Her şeyin en başına dönüp baktığımda olduğum yer sanki yaşamım boyunca kötü bir rüyanın içindeymişim ve olduğum yeri olduğu gibi unutmuşum gibi hissettiriyordu.
Ben bir kabusun içine doğmuştum. Annemin rahminden hiçbir zaman mutlu olmayacağımın alnıma yaralı bir filin dişiyle kazındığı ve kanıyla vaftiz edildiğim bir kabustan fırlamıştım.
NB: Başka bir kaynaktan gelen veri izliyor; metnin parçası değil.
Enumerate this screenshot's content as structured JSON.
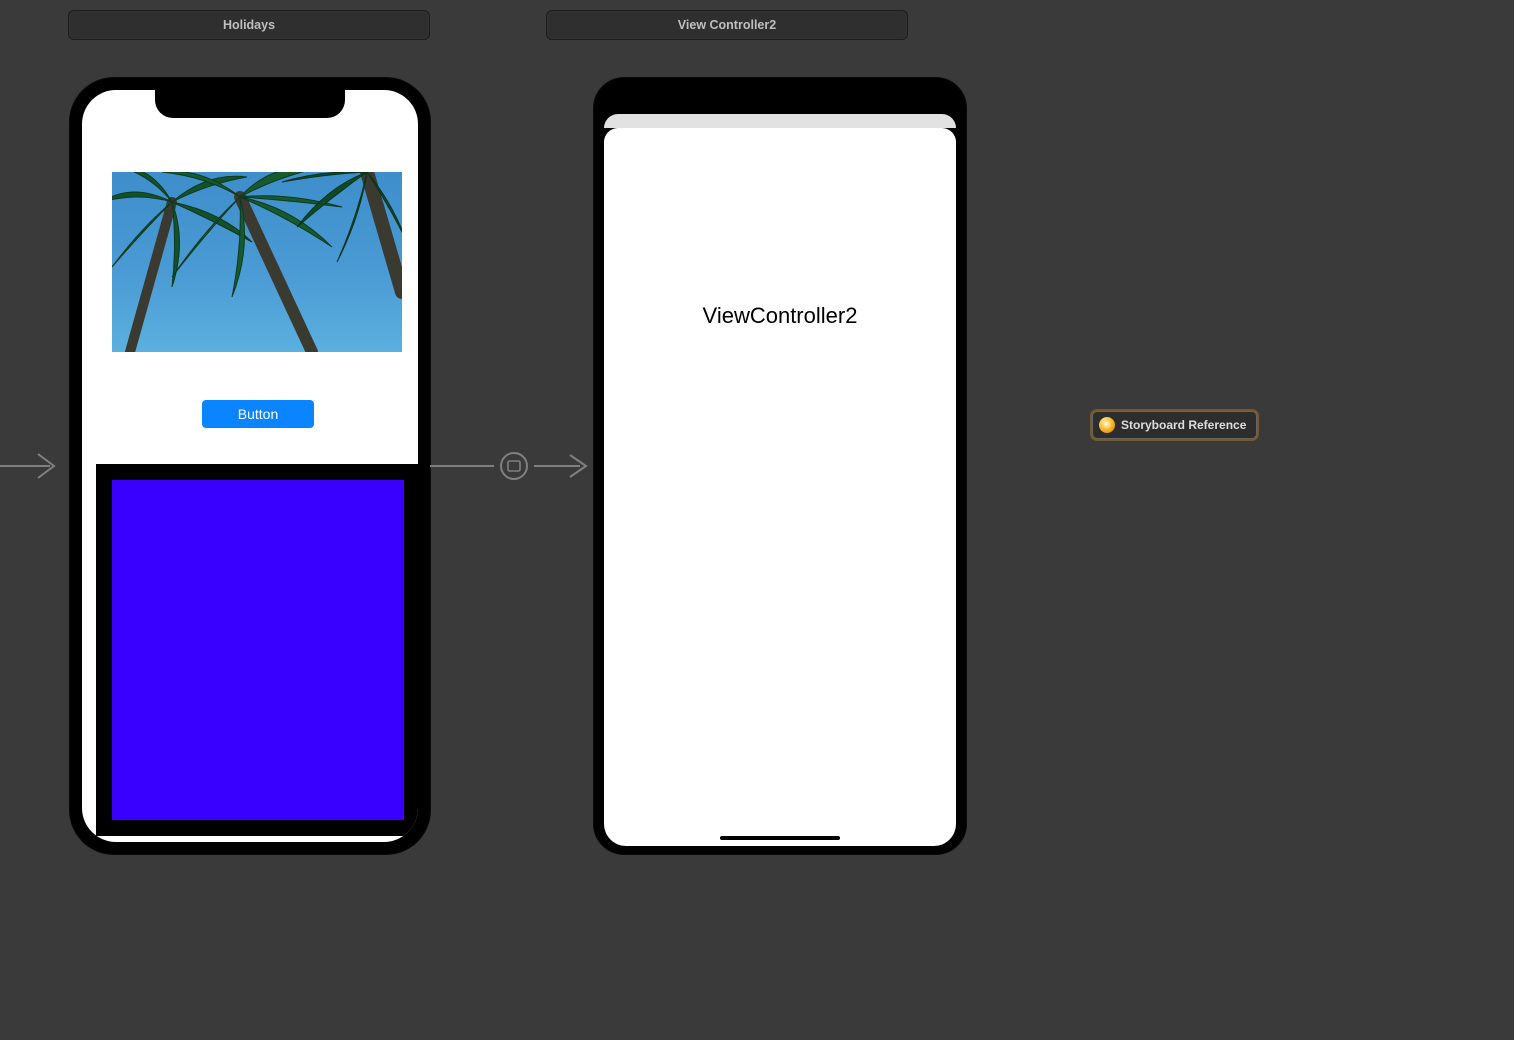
{
  "scenes": {
    "scene1_title": "Holidays",
    "scene2_title": "View Controller2"
  },
  "scene1": {
    "button_label": "Button"
  },
  "scene2": {
    "label_text": "ViewController2"
  },
  "storyboard_reference": {
    "label": "Storyboard Reference"
  },
  "colors": {
    "canvas_bg": "#3a3a3a",
    "title_bg": "#2f2f2f",
    "button_bg": "#0a84ff",
    "container_inner": "#3900ff"
  }
}
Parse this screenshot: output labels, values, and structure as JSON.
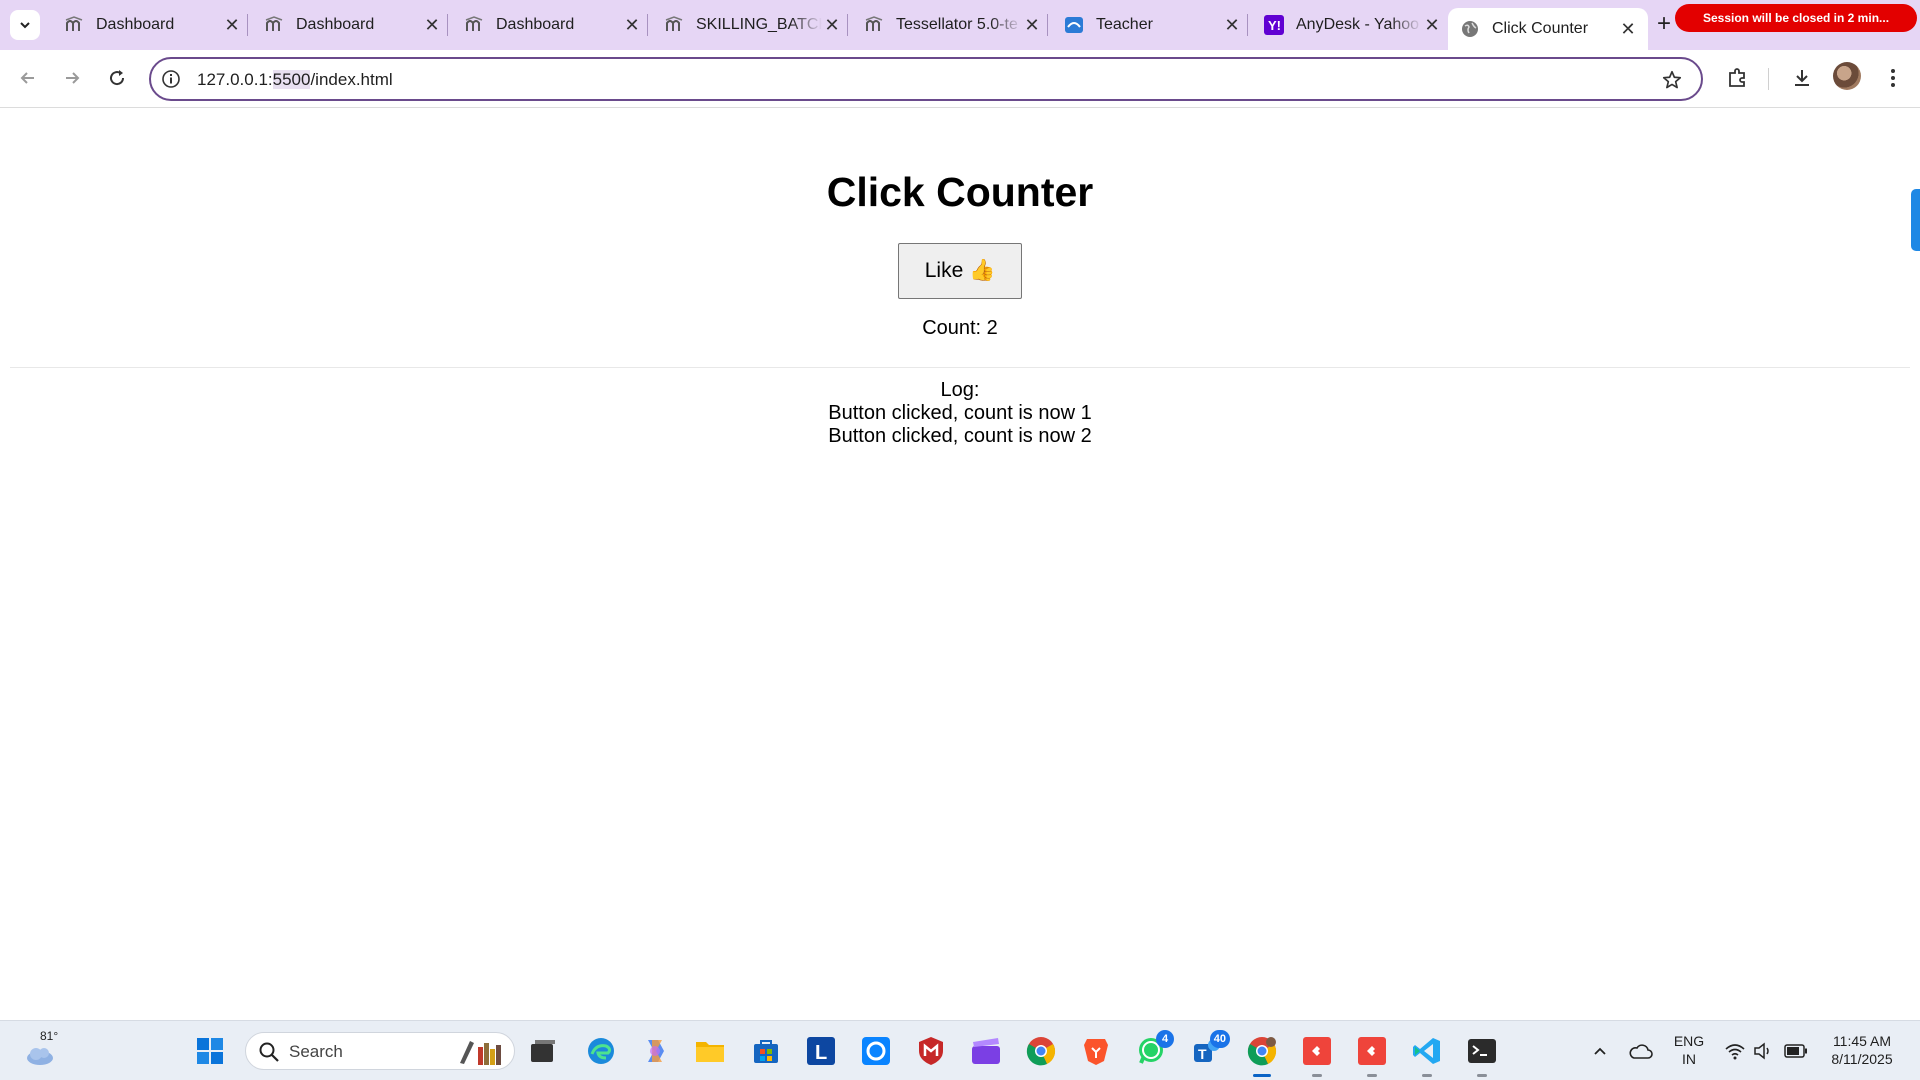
{
  "browser": {
    "tabs": [
      {
        "label": "Dashboard",
        "icon": "moodle-icon",
        "active": false
      },
      {
        "label": "Dashboard",
        "icon": "moodle-icon",
        "active": false
      },
      {
        "label": "Dashboard",
        "icon": "moodle-icon",
        "active": false
      },
      {
        "label": "SKILLING_BATCH",
        "icon": "moodle-icon",
        "active": false
      },
      {
        "label": "Tessellator 5.0-te",
        "icon": "moodle-icon",
        "active": false
      },
      {
        "label": "Teacher",
        "icon": "teacher-icon",
        "active": false
      },
      {
        "label": "AnyDesk - Yahoo",
        "icon": "yahoo-icon",
        "active": false
      },
      {
        "label": "Click Counter",
        "icon": "globe-icon",
        "active": true
      }
    ],
    "session_notice": "Session will be closed in 2 min...",
    "address": {
      "prefix": "127.0.0.1:",
      "port": "5500",
      "path": "/index.html"
    }
  },
  "page": {
    "title": "Click Counter",
    "like_button": "Like 👍",
    "count_label": "Count: 2",
    "log_heading": "Log:",
    "log_entries": [
      "Button clicked, count is now 1",
      "Button clicked, count is now 2"
    ]
  },
  "taskbar": {
    "weather_temp": "81°",
    "search_placeholder": "Search",
    "whatsapp_badge": "4",
    "teams_badge": "40",
    "language": "ENG",
    "region": "IN",
    "time": "11:45 AM",
    "date": "8/11/2025"
  },
  "colors": {
    "tabstrip": "#e6d6f5",
    "session_pill": "#e30000",
    "omnibox_border": "#6a4a8c",
    "taskbar": "#e9eef5"
  }
}
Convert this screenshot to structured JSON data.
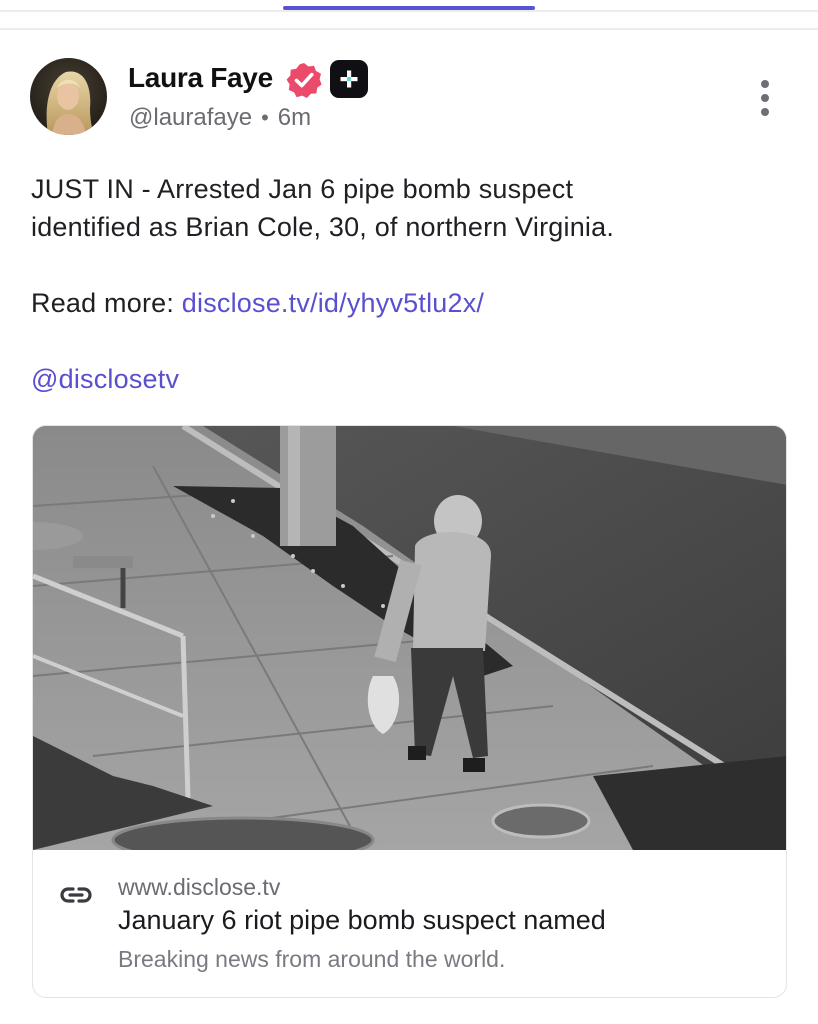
{
  "post": {
    "author": {
      "name": "Laura Faye",
      "handle": "@laurafaye",
      "time": "6m"
    },
    "text": {
      "line1": "JUST IN - Arrested Jan 6 pipe bomb suspect",
      "line2": "identified as Brian Cole, 30, of northern Virginia.",
      "read_more_label": "Read more: ",
      "read_more_link": "disclose.tv/id/yhyv5tlu2x/",
      "mention": "@disclosetv"
    },
    "link_card": {
      "domain": "www.disclose.tv",
      "title": "January 6 riot pipe bomb suspect named",
      "description": "Breaking news from around the world."
    }
  },
  "icons": {
    "verified": "verified-badge-icon",
    "plus": "plus-badge-icon",
    "more": "more-vertical-icon",
    "link": "link-icon"
  },
  "colors": {
    "accent": "#5a52d5",
    "link": "#5a4fcf",
    "verified": "#ec4a6a",
    "muted_text": "#6b6b73"
  }
}
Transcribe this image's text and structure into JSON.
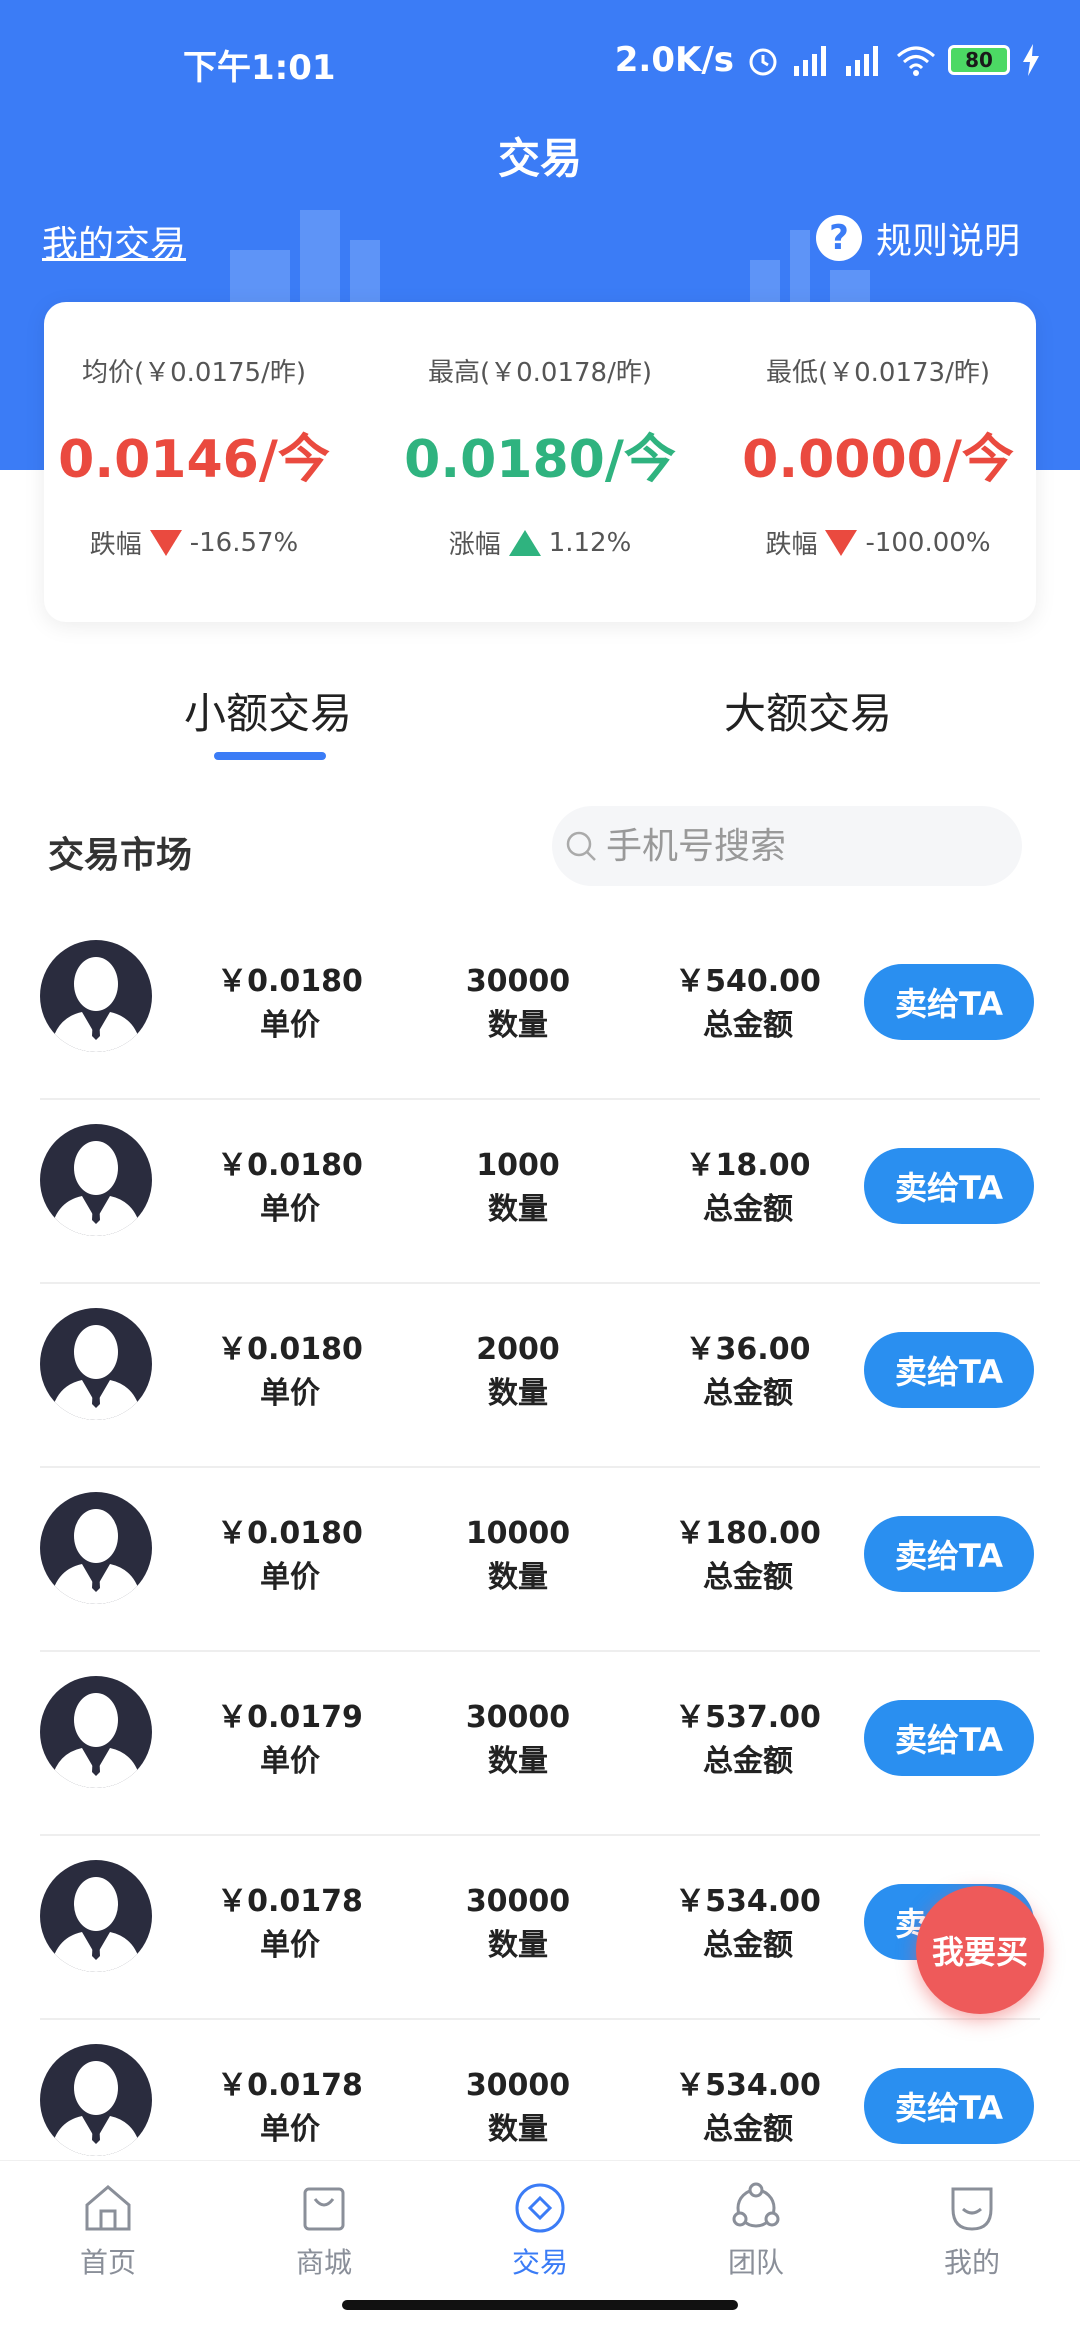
{
  "statusbar": {
    "time": "下午1:01",
    "speed": "2.0K/s",
    "battery": "80"
  },
  "header": {
    "title": "交易",
    "my_trade": "我的交易",
    "rules": "规则说明"
  },
  "stats": [
    {
      "label": "均价(￥0.0175/昨)",
      "value": "0.0146/今",
      "change_label": "跌幅",
      "change": "-16.57%",
      "direction": "down"
    },
    {
      "label": "最高(￥0.0178/昨)",
      "value": "0.0180/今",
      "change_label": "涨幅",
      "change": "1.12%",
      "direction": "up"
    },
    {
      "label": "最低(￥0.0173/昨)",
      "value": "0.0000/今",
      "change_label": "跌幅",
      "change": "-100.00%",
      "direction": "down"
    }
  ],
  "tabs": {
    "small": "小额交易",
    "large": "大额交易"
  },
  "market": {
    "title": "交易市场",
    "search_placeholder": "手机号搜索"
  },
  "labels": {
    "unit_price": "单价",
    "quantity": "数量",
    "total": "总金额",
    "sell": "卖给TA"
  },
  "orders": [
    {
      "price": "￥0.0180",
      "qty": "30000",
      "total": "￥540.00"
    },
    {
      "price": "￥0.0180",
      "qty": "1000",
      "total": "￥18.00"
    },
    {
      "price": "￥0.0180",
      "qty": "2000",
      "total": "￥36.00"
    },
    {
      "price": "￥0.0180",
      "qty": "10000",
      "total": "￥180.00"
    },
    {
      "price": "￥0.0179",
      "qty": "30000",
      "total": "￥537.00"
    },
    {
      "price": "￥0.0178",
      "qty": "30000",
      "total": "￥534.00"
    },
    {
      "price": "￥0.0178",
      "qty": "30000",
      "total": "￥534.00"
    }
  ],
  "fab": "我要买",
  "tabbar": {
    "home": "首页",
    "mall": "商城",
    "trade": "交易",
    "team": "团队",
    "mine": "我的"
  },
  "colors": {
    "primary": "#3b7cf6",
    "sell_button": "#2a8ff0",
    "down": "#ea4a3f",
    "up": "#2fb37f",
    "fab": "#ee5a5a"
  }
}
Kanayacaktım. Kan dökecektim ve hep kan görecektim.
Ve bir gece her nasıl olduysa o kabusun içinden kan ter içinde uyanmış ve başka bir gerçekliğin de var olduğunu görebilmiştim.
Başka bir ihtimal daha vardı.
Gözlerimi kapatmadığımda ve yeni bir uykuya dalmadığımda. Başka bir çıkış yolu daha vardı.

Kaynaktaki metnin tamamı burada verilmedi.